Three "Jeopardy!" greats will go head-to-head next week for an epic multi-night, primetime event on ABC.
"Jeopardy! The Greatest of All Time" will bring together the three highest money winners in the long-running game show's history: Ken Jennings, Brad Rutter and James Holzhauer. The first of the three to win three matches walks away with a $1 million prize and the title of "Jeopardy! The Greatest of All Time." Both runners-up will receive $250,000.
The series is scheduled to air Tuesday, Jan. 7, Wednesday, Jan. 8, and Thursday, Jan. 9, at 8 p.m. ET/PT | 7 p.m. CT. If additional games are needed for one player to win three matches, those games will air on Friday, Jan. 10, Tuesday, Jan. 14, Wednesday, Jan. 15, and Thursday, Jan. 16.
"Based on their previous performances, these three are already the 'greatest,' but you can't help wondering: who is the best of the best?" longtime host Alex Trebek said in a news release.
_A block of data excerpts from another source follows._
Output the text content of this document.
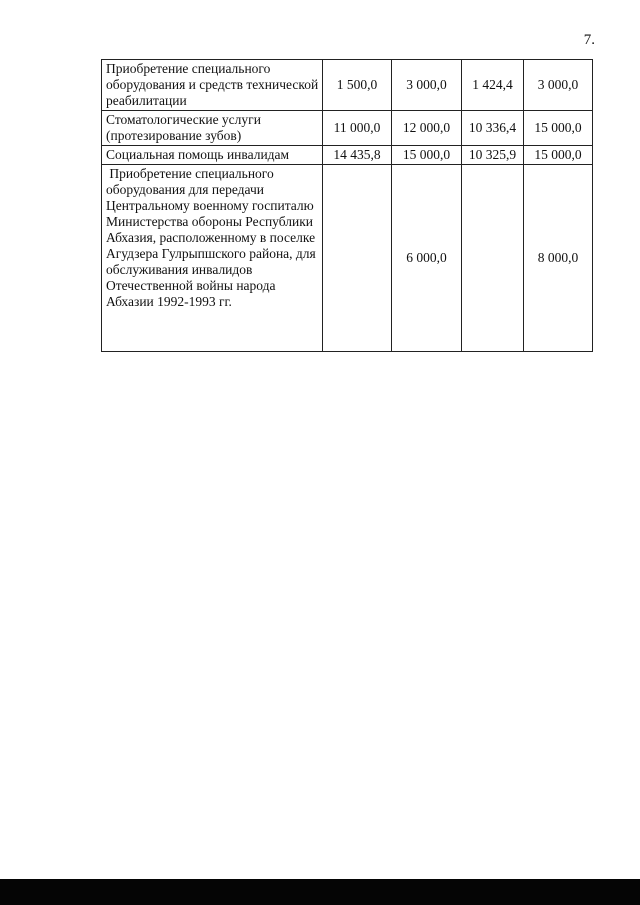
7.
Приобретение специального оборудования и средств технической реабилитации	1 500,0	3 000,0	1 424,4	3 000,0
Стоматологические услуги (протезирование зубов)	11 000,0	12 000,0	10 336,4	15 000,0
Социальная помощь инвалидам	14 435,8	15 000,0	10 325,9	15 000,0
Приобретение специального оборудования для передачи Центральному военному госпиталю Министерства обороны Республики Абхазия, расположенному в поселке Агудзера Гулрыпшского района, для обслуживания инвалидов Отечественной войны народа Абхазии 1992-1993 гг.		6 000,0		8 000,0
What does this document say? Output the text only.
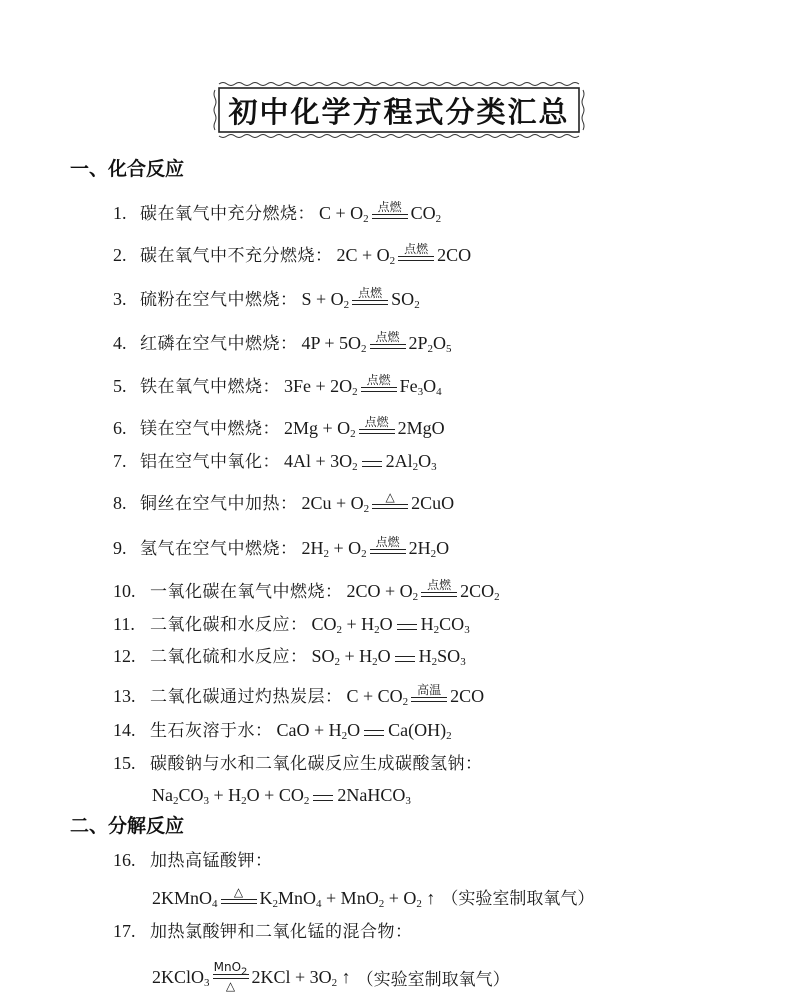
初中化学方程式分类汇总
一、化合反应
1. 碳在氧气中充分燃烧： $C + O_2$
点燃 $CO_2$
2. 碳在氧气中不充分燃烧： $2C + O_2$
点燃 2CO
3. 硫粉在空气中燃烧： $S + O_2$
点燃 $SO_2$
4. 红磷在空气中燃烧： $4P + 5O_2$
点燃 $2P_2O_5$
5. 铁在氧气中燃烧： $3Fe + 2O_2$
点燃 $Fe_3O_4$
6. 镁在空气中燃烧： $2Mg + O_2$
点燃 2MgO
7. 铝在空气中氧化： $4Al + 3O_2$ $2Al_2O_3$
8. 铜丝在空气中加热： $2Cu + O_2$
△ 2CuO
9. 氢气在空气中燃烧： $2H_2 + O_2$
点燃 $2H_2O$
10. 一氧化碳在氧气中燃烧： $2CO + O_2$
点燃 $2CO_2$
11. 二氧化碳和水反应： $CO_2 + H_2O$ $H_2CO_3$
12. 二氧化硫和水反应： $SO_2 + H_2O$ $H_2SO_3$
13. 二氧化碳通过灼热炭层： $C + CO_2$
高温 2CO
14. 生石灰溶于水： CaO + $H_2O$ $Ca(OH)_2$
15. 碳酸钠与水和二氧化碳反应生成碳酸氢钠：
$Na_2CO_3 + H_2O + CO_2$ 2NaHCO$_3$
二、分解反应
16. 加热高锰酸钾：
2KMnO$_4$
△ $K_2MnO_4 + MnO_2 + O_2$ ↑ （实验室制取氧气）
17. 加热氯酸钾和二氧化锰的混合物：
2KClO$_3$
MnO$_2$
△ $2KCl + 3O_2$ ↑ （实验室制取氧气）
"I am always so blown away by the incredibly talented and legendary Alex Trebek who has entertained, rallied and championed the masses for generations-and the world-class 'Jeopardy!' team who truly are 'the greatest of all time,'" added Karey Burke, the president of ABC Entertainment. "This timeless and extraordinary format is the gift that keeps on giving and winning the hearts of America every week. We can't wait to deliver this epic and fiercely competitive showdown-with these unprecedented contestants-to ABC viewers and loyal fans everywhere."
The special is produced by Sony Pictures Television with executive producer Harry Friedman.